Figuring out how to file for SR-22 insurance is not always easy. It’s not just what states demand, but what local jurisdictions require. The exact procedures may vary from one jurisdiction to another, so consulting with a local traffic attorney should be considered. An attorney can help their clients properly maintain SR-22 insurance and help them understand their additional obligations while carrying it.
And speaking with an insurance agent will give the driver insight into what companies provide SR-22s, and what additional costs they are likely to take on as a result. The insurance company must be licensed in the state demanding the SR-22, and if the driver’s current insurance provider does not meet this requirement, an alternative company will need to provide the SR-22. If the driver already had coverage when they were convicted of an offense mandating the SR-22, the insurance provider may cancel that policy. This is obviously true if the insurance company cannot provide SR-22 insurance.
It should go without saying that a driver must fully disclose their situation to an insurance company when acquiring SR-22 insurance. For example, the driver cannot pick up two policies and withhold their situation from one insurance company. This is for compliance reasons.
In Texas, anyone required to maintain an SR-22 will have to do so for a period of two years. Once the driver has acquired an SR-22 policy, the insurance company will send the driver and the DMV a copy of the certificate. This certificate must be kept on the driver while operating a vehicle. It is not a substitute for proof of insurance, however, and proof of insurance will not be sufficient to prove an SR-22 policy.
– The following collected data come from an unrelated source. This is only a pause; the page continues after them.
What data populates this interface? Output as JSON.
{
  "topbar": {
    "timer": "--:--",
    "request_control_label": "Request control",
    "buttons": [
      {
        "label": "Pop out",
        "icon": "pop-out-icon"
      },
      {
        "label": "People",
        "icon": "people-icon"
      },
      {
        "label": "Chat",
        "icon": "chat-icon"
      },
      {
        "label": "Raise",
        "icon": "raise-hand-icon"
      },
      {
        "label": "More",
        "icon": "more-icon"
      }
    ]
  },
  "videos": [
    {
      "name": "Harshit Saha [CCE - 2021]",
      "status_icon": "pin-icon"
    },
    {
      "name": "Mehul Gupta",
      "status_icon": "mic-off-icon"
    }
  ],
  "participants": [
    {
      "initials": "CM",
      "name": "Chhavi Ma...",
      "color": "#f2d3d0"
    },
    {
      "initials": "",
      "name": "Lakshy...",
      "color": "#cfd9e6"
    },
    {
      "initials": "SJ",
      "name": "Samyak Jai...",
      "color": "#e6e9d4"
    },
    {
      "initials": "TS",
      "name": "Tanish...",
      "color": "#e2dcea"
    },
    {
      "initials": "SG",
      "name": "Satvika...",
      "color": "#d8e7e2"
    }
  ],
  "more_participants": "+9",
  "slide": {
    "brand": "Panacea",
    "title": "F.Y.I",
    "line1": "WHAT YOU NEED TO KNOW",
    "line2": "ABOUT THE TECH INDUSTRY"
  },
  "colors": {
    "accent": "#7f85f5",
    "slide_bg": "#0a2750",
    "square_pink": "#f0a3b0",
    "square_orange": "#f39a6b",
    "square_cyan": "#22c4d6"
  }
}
Failing to provide an SR-22 certificate can result in serious penalties, including loss of license.
There are a few types of SR-22 insurance, including:
- Owner’s Certificate – An Owner’s SR-22 certificate provides coverage while driving any vehicle the policy holder owns.
- Operator’s Certificate – An Operator’s SR-22 provides coverage while driving any vehicle the policy holder has permission to drive, but doesn’t own.
- Owner-Operator’s Certificate – An Owner-Operator’s SR-22 provides coverage while driving any vehicle the policy holder owns, or any vehicle they have permission to drive.
Finally, if an SR-22 policy holder moves to another state, they must immediately contact that state’s DMV to remain compliant with its laws. Depending on what the new state requires in terms of coverage amounts, the driver may be required to get a new SR-22 that is compliant with its laws. In most other cases, the driver won’t have to do anything. If the driver has already met their obligations with their previous state of residence, they may be able to waive their need to provide proof of financial responsibility to the new state’s DMV.
What if I don’t get SR-22 insurance?
Normally, a driver who must attain SR-22 insurance is doing so to remove a suspension from their license. The state will not remove this suspension until an SR-22 certificate is provided by the driver’s insurance company. If the driver chooses not to attain SR-22 insurance, or fails to follow the proper procedures in doing so, they are effectively driving with a suspended license.
If a driver is pulled over without their SR-22 proof, they may be charged with driving with a suspended license and driving without valid insurance. Together, these charges may result in heavy fines and the possibility of jail time. Their license will usually be suspended for an additional length of time, as well, and SR-22 will be mandated on top of this. In short, it’s best not to risk it.